The benefits of meditation are slow, steady and cumulative. Just because you don’t feel a big difference after any one meditation, it doesn’t mean nothing is happening. It’s just that the changes happen slowly, steadily and in a slow-building way. After all these years of meditation, here are two of the biggest changes I have noticed. The first is my changed relationship with craving, linked to ‘addictive processes’ as they are known in internal family systems. I am convinced that learning to meditate, as well as studying Buddhist and Western psychology, helped free me from a range of addictive behaviours.

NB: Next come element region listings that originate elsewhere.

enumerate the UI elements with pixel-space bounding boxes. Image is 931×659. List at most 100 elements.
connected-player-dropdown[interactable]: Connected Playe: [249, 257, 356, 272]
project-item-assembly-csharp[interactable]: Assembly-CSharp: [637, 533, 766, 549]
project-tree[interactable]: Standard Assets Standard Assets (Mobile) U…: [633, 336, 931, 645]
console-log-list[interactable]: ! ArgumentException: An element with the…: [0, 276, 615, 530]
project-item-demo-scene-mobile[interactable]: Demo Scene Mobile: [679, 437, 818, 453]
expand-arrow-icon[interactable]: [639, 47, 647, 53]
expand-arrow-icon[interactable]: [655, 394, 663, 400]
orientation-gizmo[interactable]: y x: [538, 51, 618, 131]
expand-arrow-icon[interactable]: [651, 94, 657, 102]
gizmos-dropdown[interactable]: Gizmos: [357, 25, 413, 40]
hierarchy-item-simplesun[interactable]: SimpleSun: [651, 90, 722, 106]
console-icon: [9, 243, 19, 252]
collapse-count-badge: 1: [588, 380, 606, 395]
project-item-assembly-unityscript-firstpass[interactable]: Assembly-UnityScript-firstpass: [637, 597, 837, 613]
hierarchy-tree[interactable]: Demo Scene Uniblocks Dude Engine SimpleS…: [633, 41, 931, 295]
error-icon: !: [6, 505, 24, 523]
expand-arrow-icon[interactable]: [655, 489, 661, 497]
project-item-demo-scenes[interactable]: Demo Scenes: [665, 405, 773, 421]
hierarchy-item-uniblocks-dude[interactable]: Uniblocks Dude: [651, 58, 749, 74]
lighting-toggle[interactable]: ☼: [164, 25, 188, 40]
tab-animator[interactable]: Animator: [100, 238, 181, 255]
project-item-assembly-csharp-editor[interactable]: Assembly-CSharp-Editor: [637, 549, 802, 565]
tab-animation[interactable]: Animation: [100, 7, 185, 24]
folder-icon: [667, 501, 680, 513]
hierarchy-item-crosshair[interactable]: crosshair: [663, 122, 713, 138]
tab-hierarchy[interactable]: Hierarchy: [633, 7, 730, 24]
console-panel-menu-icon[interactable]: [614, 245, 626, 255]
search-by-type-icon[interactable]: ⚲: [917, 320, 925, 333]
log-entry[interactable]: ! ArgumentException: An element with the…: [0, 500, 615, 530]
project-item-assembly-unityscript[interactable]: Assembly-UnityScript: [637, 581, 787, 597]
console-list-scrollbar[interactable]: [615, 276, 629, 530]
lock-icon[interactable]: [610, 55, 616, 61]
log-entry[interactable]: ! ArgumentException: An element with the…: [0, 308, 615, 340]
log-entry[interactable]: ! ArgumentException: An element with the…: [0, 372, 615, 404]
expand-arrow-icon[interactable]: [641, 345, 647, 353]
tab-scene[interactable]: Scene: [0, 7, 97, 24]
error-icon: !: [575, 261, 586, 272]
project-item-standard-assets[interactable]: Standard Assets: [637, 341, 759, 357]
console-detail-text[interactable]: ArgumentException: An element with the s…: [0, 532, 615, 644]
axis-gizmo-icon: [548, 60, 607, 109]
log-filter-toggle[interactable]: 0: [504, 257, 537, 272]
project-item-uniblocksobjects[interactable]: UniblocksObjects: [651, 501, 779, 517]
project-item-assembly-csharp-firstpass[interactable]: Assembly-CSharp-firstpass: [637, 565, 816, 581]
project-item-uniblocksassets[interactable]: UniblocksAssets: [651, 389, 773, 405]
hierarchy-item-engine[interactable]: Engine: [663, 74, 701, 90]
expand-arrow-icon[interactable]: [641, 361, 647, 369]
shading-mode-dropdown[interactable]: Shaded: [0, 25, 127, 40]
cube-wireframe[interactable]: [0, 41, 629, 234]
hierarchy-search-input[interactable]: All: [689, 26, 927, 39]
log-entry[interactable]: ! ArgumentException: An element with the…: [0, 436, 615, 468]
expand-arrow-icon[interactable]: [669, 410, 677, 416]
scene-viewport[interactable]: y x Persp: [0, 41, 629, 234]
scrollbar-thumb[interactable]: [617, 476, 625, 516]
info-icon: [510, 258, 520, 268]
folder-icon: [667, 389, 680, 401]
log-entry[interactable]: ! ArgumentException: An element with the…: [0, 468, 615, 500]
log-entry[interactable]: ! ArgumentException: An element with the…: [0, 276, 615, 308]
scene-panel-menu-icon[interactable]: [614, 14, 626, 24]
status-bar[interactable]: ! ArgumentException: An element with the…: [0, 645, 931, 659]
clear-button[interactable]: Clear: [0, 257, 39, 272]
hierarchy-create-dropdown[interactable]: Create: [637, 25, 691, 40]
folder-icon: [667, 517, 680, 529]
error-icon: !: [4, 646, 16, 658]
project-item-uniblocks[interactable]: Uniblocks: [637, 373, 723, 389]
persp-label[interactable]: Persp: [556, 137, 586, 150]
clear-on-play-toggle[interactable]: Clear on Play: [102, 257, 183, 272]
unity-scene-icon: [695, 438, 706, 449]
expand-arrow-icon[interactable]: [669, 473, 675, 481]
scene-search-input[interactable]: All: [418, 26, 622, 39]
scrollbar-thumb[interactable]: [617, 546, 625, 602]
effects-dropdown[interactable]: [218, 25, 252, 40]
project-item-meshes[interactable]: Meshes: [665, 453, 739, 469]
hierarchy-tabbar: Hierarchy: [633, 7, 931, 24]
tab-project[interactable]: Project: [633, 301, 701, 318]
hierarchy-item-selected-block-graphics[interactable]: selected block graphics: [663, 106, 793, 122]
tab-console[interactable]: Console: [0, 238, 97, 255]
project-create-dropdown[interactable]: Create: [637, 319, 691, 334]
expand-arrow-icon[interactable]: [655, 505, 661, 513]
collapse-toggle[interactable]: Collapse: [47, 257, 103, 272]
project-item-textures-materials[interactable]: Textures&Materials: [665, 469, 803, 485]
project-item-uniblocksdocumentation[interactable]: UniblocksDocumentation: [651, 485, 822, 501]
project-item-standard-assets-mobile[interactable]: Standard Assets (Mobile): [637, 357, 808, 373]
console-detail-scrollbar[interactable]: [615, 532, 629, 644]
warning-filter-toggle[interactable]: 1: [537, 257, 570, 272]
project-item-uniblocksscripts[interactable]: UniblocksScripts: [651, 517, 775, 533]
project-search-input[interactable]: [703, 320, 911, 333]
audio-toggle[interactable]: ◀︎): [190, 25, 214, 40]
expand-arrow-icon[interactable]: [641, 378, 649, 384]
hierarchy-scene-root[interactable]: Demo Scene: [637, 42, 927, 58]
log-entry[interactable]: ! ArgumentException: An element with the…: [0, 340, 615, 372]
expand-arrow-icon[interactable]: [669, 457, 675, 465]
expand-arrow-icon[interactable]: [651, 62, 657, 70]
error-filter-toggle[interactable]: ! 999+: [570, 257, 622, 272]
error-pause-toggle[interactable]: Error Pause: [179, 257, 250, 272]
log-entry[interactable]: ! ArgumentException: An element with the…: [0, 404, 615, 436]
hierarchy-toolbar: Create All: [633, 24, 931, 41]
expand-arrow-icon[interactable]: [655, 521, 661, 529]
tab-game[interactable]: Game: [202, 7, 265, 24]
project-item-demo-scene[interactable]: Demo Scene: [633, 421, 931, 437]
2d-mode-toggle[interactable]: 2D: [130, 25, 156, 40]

I had struggled with these problems my whole adult life, so it’s a huge, night-and-day change to be free of them.
This cessation of craving is at the heart of the Buddha’s path to enlightenment, which means waking up from the bad dream we mostly inhabit, thinking we desperately need a particular object, person or substance to be happy and content. As a mostly sober person, I now understand that is not so – contentment comes from living mindfully, as much of the time as possible, not needing to escape mundane/painful reality by any means necessary.
Another big change is my essential state of existence, which is mostly calm, steady and grounded. This is especially helpful given my job, working with complex trauma and having a steady stream of crises, conflicts and emotional demands coming at me. Remaining calm in the face of these buffeting waves is largely down to my years of meditation, which helps me be the steady, patient therapist my clients need. That’s not to say I am always calm, because I definitely have my moments! But I am so much calmer than I was before discovering meditation, for which I am deeply grateful.
I hope that hearing about some of these hard-earned insights is helpful for you. I also hope you are able to weave meditation into the strands of your daily life. It is such a deceptively simple activity – one that looks easy but is in fact challenging, complex, and multifaceted. But it is a skill you can master, with enough time, patience and determination. Take it from a long-term meditator: all that patience definitely pays off because regular practice could be life-changing, like it has been for me.